Challenges in enterprise development

  • Urgent Bug Fixes and Tight Deadlines. Hot bugs in production are common in all types of projects. For instance, we may need to implement a feature by a certain deadline due to regulatory risks. Here, we either implement the functionality on time, or we lose money. When something breaks in production, urgent fixes may be required at any time of day or night.
  • Strong technical knowledge required. To join an enterprise team, you need to have a solid understanding of databases, the .Net framework, and the C# language, to avoid basic errors. . Mistakes in fundamental aspects, such as improper use of collections or asynchronous code, can lead to development blockers and budget wastage.
  • Difficult choice of library or infrastructure service suitable for the task. Choosing the right library or infrastructure service is both a pro and a con. While you have the freedom to experiment, a poor choice can be difficult to replace later. You need to be able to think proactively. All responsibility for an incorrectly selected service or library rests with you.
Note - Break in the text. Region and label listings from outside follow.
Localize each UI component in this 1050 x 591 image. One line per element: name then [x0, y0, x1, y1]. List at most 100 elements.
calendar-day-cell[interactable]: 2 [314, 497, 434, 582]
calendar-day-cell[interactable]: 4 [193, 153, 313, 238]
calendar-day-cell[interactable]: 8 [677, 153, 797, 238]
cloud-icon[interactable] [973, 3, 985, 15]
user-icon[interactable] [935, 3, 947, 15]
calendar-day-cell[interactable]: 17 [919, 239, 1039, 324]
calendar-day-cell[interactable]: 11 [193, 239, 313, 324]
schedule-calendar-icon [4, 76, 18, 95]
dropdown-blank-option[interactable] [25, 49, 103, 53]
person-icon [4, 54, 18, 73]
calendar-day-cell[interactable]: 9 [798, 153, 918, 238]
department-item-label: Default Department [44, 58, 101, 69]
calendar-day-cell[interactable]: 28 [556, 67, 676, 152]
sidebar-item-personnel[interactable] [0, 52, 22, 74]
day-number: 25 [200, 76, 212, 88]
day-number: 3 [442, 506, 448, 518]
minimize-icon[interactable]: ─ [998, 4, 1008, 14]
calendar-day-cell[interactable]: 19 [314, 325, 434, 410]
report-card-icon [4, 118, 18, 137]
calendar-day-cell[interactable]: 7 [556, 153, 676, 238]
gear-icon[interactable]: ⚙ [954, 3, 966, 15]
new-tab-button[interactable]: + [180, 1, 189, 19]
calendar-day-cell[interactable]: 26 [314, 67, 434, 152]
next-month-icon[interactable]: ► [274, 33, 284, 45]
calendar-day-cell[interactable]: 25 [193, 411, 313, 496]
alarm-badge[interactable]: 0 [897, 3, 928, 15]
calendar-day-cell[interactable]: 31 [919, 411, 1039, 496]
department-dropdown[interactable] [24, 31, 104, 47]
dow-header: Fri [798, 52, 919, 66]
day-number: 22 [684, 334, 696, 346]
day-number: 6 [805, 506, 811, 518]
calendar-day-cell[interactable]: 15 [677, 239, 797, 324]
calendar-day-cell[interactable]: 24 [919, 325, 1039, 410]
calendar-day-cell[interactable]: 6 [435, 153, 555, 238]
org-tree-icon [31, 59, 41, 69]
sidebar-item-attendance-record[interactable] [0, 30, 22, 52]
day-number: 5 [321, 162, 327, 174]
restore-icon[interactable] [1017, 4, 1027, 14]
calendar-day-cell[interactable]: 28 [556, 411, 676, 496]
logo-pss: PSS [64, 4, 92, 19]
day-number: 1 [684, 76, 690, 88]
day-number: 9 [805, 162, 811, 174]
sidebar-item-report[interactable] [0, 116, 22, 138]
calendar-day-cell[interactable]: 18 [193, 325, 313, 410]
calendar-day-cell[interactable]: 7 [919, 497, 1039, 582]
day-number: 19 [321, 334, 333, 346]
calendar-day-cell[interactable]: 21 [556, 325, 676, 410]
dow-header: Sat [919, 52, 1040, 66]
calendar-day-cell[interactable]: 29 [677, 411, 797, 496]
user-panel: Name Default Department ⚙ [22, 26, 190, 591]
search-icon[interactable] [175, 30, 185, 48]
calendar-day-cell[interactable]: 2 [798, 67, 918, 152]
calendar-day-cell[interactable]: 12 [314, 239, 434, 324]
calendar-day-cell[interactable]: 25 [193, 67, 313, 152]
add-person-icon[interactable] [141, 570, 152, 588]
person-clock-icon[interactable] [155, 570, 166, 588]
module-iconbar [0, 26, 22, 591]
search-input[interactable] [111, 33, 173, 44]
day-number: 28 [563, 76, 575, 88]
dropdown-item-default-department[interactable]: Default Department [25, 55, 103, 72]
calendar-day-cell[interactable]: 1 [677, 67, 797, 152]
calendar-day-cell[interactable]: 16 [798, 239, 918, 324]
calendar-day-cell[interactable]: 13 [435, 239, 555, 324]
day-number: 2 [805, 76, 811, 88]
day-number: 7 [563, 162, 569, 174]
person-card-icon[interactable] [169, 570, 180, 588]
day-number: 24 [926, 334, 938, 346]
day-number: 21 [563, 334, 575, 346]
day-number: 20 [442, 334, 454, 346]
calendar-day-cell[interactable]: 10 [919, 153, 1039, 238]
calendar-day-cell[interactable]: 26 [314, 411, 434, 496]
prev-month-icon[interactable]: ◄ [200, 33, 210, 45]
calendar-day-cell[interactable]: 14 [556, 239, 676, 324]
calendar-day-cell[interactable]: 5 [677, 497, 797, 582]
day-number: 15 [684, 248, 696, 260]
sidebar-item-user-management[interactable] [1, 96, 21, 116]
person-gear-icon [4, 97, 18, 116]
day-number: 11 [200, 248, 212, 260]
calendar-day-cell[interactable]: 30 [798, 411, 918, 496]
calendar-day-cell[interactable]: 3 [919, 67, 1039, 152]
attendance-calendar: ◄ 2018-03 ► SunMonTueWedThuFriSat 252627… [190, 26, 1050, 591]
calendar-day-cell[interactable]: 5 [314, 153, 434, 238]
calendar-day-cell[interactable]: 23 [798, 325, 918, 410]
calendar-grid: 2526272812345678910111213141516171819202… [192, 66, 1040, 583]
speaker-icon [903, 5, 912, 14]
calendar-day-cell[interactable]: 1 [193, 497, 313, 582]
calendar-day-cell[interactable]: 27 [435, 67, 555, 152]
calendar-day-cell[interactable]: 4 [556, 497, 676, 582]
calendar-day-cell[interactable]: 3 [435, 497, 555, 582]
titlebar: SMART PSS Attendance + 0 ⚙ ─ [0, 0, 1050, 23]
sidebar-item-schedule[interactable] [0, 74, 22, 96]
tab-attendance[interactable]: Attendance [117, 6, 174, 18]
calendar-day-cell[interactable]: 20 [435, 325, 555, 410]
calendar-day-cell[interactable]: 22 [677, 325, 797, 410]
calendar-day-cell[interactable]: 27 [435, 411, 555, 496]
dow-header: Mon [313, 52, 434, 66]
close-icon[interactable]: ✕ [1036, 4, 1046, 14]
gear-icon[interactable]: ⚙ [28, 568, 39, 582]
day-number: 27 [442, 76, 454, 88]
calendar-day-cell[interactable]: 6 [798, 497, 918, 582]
  • Importance of timely refactoring. Without regular refactoring, the application will turn into a big lump of errors. You cannot simply complete a project without revisiting its previously implemented parts. You will constantly have to refactor certain sections of code or rewrite them for various reasons. Requirements for the product may change as it develops. Therefore, if there is no timely refactoring, in a few years you will simply have to throw away this application and write it from scratch. And this is a very difficult task when you have a current working application on production.
  • Challenging onboarding for new employees.